Question

An element having bcc geometry has atomic mass 50 u. Calculate the density of the unit cell if its edge length is 290 pm.

Answer 1

Hint: The unit cell containing one constituent particle at the centre of the cell, besides those at the vertices of the unit cell is called the body-centred unit cell. We shall substitute the values in the formula given.

Formula: Density = $\dfrac{{{\text{z M}}}}{{{{\text{a}}^{\text{3}}}{\text{ }}{{\text{N}}_{\text{A}}}}}$
where z is the number of the constituents in the unit cell, M is the molecular weight, and ${{\text{N}}_{\text{A}}}$ is the Avogadro’s constant.

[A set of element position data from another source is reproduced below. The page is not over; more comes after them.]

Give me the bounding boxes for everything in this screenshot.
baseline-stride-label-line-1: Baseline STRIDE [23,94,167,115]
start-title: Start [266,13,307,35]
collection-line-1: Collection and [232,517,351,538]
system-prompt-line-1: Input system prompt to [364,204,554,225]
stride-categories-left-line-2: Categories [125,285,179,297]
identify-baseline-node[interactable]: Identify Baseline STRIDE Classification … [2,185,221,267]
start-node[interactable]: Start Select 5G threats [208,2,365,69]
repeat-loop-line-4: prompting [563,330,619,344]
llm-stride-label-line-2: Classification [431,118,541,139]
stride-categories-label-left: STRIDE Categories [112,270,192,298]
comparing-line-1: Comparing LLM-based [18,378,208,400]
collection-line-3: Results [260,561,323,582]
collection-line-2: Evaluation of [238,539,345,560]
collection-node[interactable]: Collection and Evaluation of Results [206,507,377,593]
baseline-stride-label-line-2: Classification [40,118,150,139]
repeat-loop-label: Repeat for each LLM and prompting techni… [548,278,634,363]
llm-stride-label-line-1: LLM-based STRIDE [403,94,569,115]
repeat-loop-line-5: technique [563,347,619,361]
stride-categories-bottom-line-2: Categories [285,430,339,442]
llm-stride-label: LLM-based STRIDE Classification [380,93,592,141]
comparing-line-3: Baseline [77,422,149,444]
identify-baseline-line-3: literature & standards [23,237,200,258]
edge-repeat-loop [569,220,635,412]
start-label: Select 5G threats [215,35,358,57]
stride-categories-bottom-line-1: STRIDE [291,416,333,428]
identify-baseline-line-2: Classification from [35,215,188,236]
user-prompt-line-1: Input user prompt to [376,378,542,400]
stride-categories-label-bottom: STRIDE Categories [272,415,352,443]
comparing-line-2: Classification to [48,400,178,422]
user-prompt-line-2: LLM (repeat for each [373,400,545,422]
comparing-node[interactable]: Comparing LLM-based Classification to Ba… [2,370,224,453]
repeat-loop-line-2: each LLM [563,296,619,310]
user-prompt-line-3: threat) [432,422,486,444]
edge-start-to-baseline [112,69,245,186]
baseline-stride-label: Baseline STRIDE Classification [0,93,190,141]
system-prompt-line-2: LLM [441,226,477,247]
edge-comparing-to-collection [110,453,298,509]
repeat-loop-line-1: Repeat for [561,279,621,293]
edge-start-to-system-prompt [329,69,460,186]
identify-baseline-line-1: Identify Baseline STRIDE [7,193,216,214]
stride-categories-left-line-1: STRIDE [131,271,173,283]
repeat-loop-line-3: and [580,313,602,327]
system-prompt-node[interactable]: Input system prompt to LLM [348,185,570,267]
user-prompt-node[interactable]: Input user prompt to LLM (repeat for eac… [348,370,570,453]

Complete stepwise Solution:
The density of a unit cell can be defined as the mass of the unit cell divided by the volume of the unit cell. Now, the mass of the unit cell is equal to the number of moles multiplied by the molecular weight of it. Therefore, mathematically the mass is equal to,
Mass (m) = \[\dfrac{{{\text{number of moles}}}}{{{\text{molecular weight of the substance}}}}\]=$\dfrac{{\text{n}}}{{\text{M}}}$
The volume of the unit cell considering them to be perfectly cubic in nature,
Volume (V) = ${{\text{a}}^{\text{3}}}$, where ‘a’ is the length of the edge of the cubic cell.
According to the question, atomic mass = 50 u, a = 290 pm, ${{\text{N}}_{\text{A}}}$= $6.022 \times {10^{23}}$ atoms of the element.
Hence the density = \[\dfrac{{{\text{2}} \times {\text{50}}}}{{{{\left( {290 \times {{10}^{{\text{ - 10}}}}} \right)}^{\text{3}}}{\text{ }}\left( {6.023 \times {{10}^{{\text{23}}}}} \right)}}\] = \[\dfrac{{10{\text{0}}}}{{{{\left( {290} \right)}^{\text{3}}}\left( {6.023} \right){{10}^{{\text{ - 7}}}}}}\]

So, the final answer is $6.81{\text{g/ c}}{{\text{m}}^3}$.

Notes: The density of the unit cell is the same as the density of the substance. The density of the substance can be determined from other methods as well. The knowledge of any of the five parameters in the equation for density can give the knowledge of the unknown quantity.